On Wed, 2012-07-25 at 13:24 -0700, Rotem, Nadav wrote:
> >>In fact, the real root cause from my understanding is that ISD::FP_EXTEND (including others as well) has the constraint that the input and output vectors must have matching >>element numbers. 'v2f32' is not legal on x86 and there is way to construct a legal FP_EXTEND from
> >>v2f32 to v2f64. This lead to the scalarization of FP_EXTEND during type legalization. The added optimization is to recover it back and re-construct that extending using a target->>specific without that constrain.
> 
> Yes. But you don’t need to reconstruct the vector, if you can handle it before it gets scalarized.  All you have to do is transform the FP_EXTEND node to your own X86ISD node. 
> The inputs to your ISD nodes would be v4f32, and the output would be v2f64. 

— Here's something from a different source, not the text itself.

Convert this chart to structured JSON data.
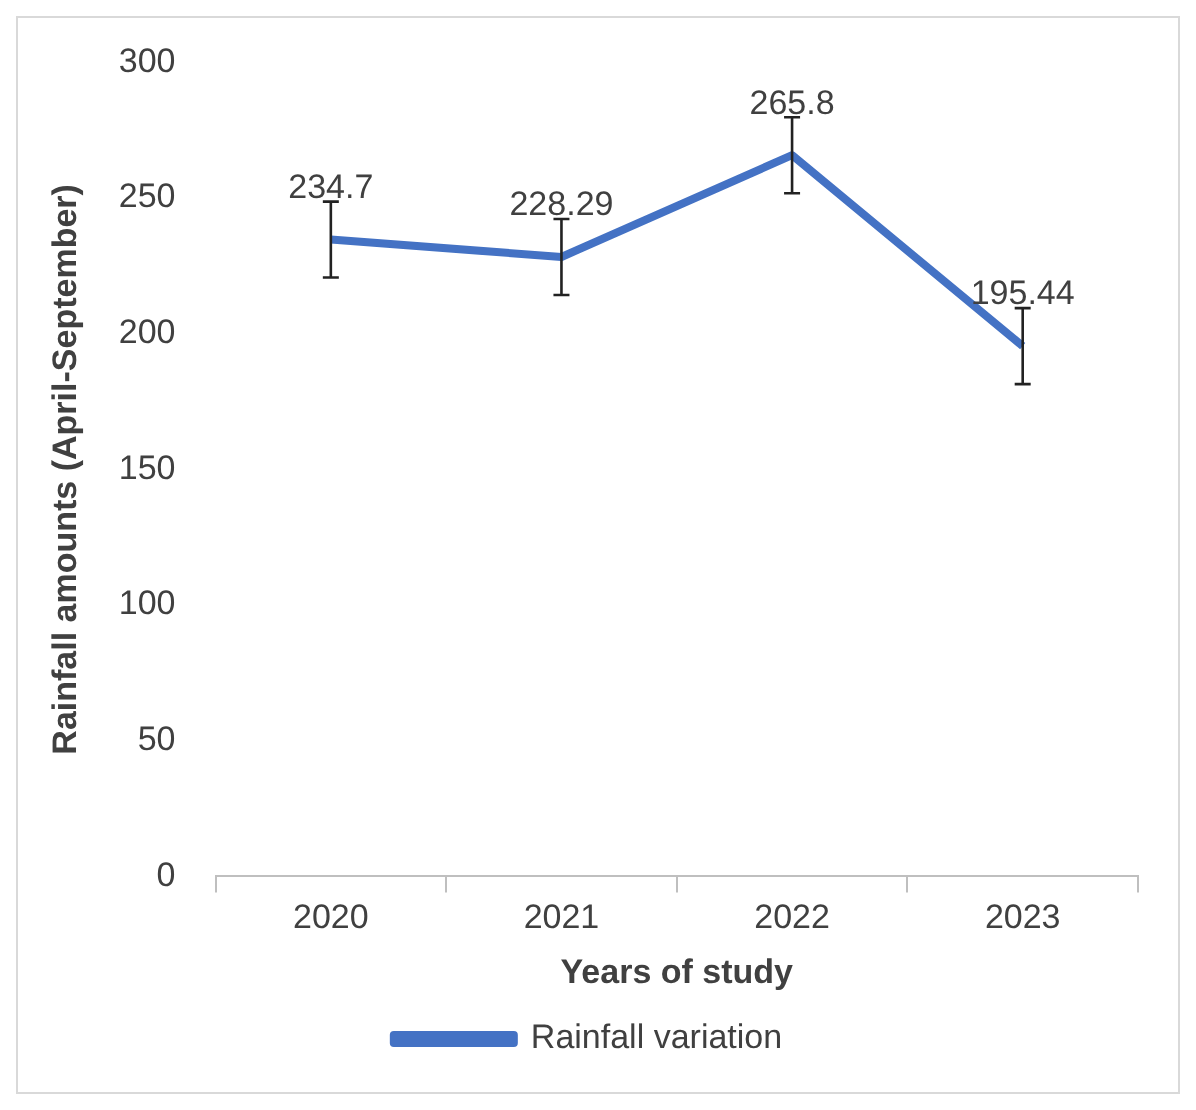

The optimization is only targeted to optimize the case for FP_EXTEND. In
case of a user code constructs the similar pattern, it would be
optimized as well. Note the extra shuffle node in the patch, if pattern
constructed including non-identify shuffle (by constructing a series of
extract elements), it could be optimized as well to construct a shuffle
followed by a conversion.

> 
> >> For <3 x float>, it will be legailized (widened) into v4f32. The test included verified that.
> 
> Right, the question is, how important is it to support this type ? Because, if we handle FP_EXTEND before type-legalization, then it would be a bit more difficult to handle this type.
> 

<3 x float> is solved as by-product. The main case is to fix <2 x
float>. If the user code uses <2 x double> for most cases but only
several places need converting from float. It's better to use <2 x
float> for that values.

Yours
- Michael